# WP5: Tipping Points in the Climate System

An important topic in which the innovative introduction of network thinking in climatology can have important rewards is in the characterization of regime transitions in the climate systems. Methodologies to detect regime shifts in past time series have been developed, both in the climatic context and beyond. They usually consider the time evolution of local quantities and search for classical indicators of temporal slowing down or enhanced fluctuations. In some cases, data transformations (such as principal component analysis) that potentially combine information from many locations are also used.
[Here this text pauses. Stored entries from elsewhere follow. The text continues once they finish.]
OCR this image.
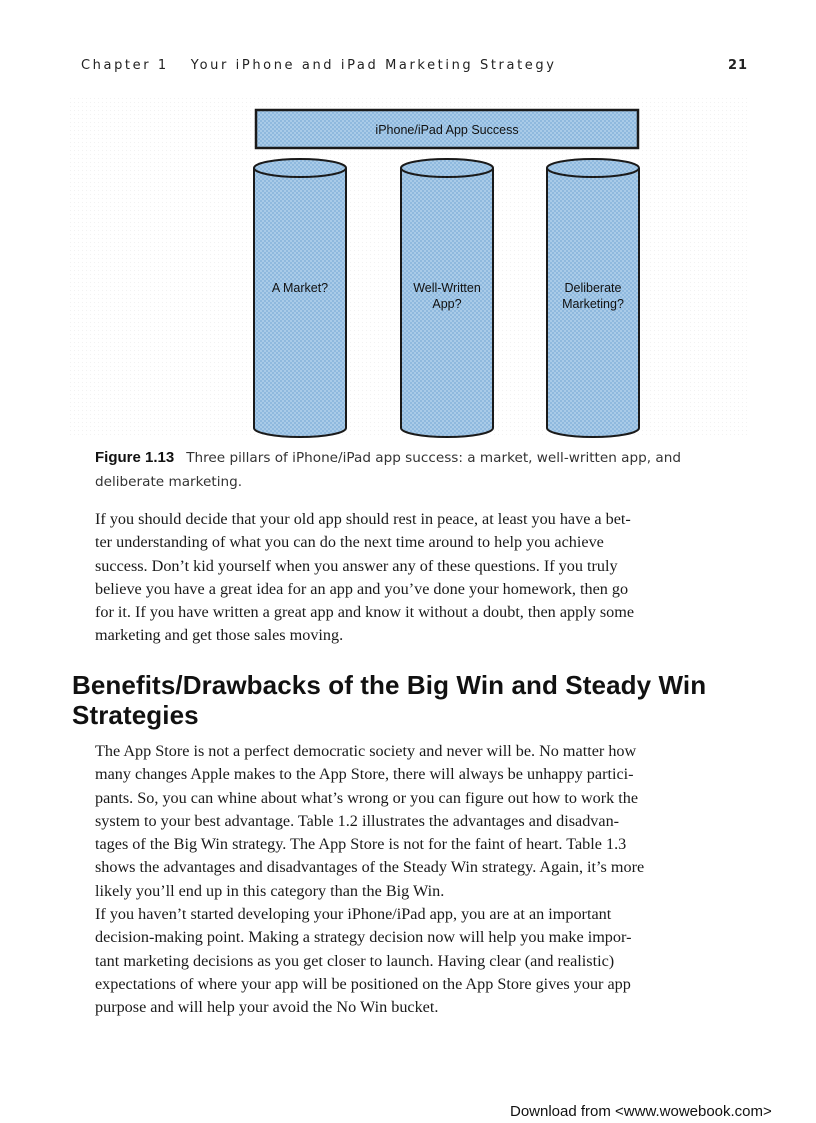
Chapter 1 Your iPhone and iPad Marketing Strategy	21
iPhone/iPad App Success
A Market?	Well-Written
App?
Deliberate
Marketing?
Figure 1.13 Three pillars of iPhone/iPad app success: a market, well-written app, and
deliberate marketing.
If you should decide that your old app should rest in peace, at least you have a bet-
ter understanding of what you can do the next time around to help you achieve
success. Don’t kid yourself when you answer any of these questions. If you truly
believe you have a great idea for an app and you’ve done your homework, then go
for it. If you have written a great app and know it without a doubt, then apply some
marketing and get those sales moving.
Benefits/Drawbacks of the Big Win and Steady Win
Strategies
The App Store is not a perfect democratic society and never will be. No matter how
many changes Apple makes to the App Store, there will always be unhappy partici-
pants. So, you can whine about what’s wrong or you can figure out how to work the
system to your best advantage. Table 1.2 illustrates the advantages and disadvan-
tages of the Big Win strategy. The App Store is not for the faint of heart. Table 1.3
shows the advantages and disadvantages of the Steady Win strategy. Again, it’s more
likely you’ll end up in this category than the Big Win.
If you haven’t started developing your iPhone/iPad app, you are at an important
decision-making point. Making a strategy decision now will help you make impor-
tant marketing decisions as you get closer to launch. Having clear (and realistic)
expectations of where your app will be positioned on the App Store gives your app
purpose and will help your avoid the No Win bucket.
Download from <www.wowebook.com>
Here we propose to develop novel techniques to directly analyze the correlations and interactions between different locations, as represented by climatic networks. We believe that the sensitivity of such approaches will be higher than of the classical ones. GCM simulations and time series of well studied observed climatic shifts will be used to develop the new

methodology, and output from modelling exercises such as CMIP5 will be also searched for predicting the approach to future tipping points.

Specifically objectives of WP5 are:

1) to develop theoretically (e.g. by means of percolation theory) classification schemes which could characterize topological phase transitions in networks;

2) to analyze the time evolution of the network indicators developed here, and in WP1 and WP4, identifying from them useful topological changes which can be used to locate and to predict climate regime changes. Particular attention will be given to well-studied phenomena such as the MOC collapse or the different ENSO phases;

3) to compare the power of these new indicators with classical ones of bifurcation behaviour such as divergent variances or correlation times and

4) to evaluate the suitability of Lagrangian networks to identify tipping points, e.g. by focussing on singularities of Jacobian or transilience matrices.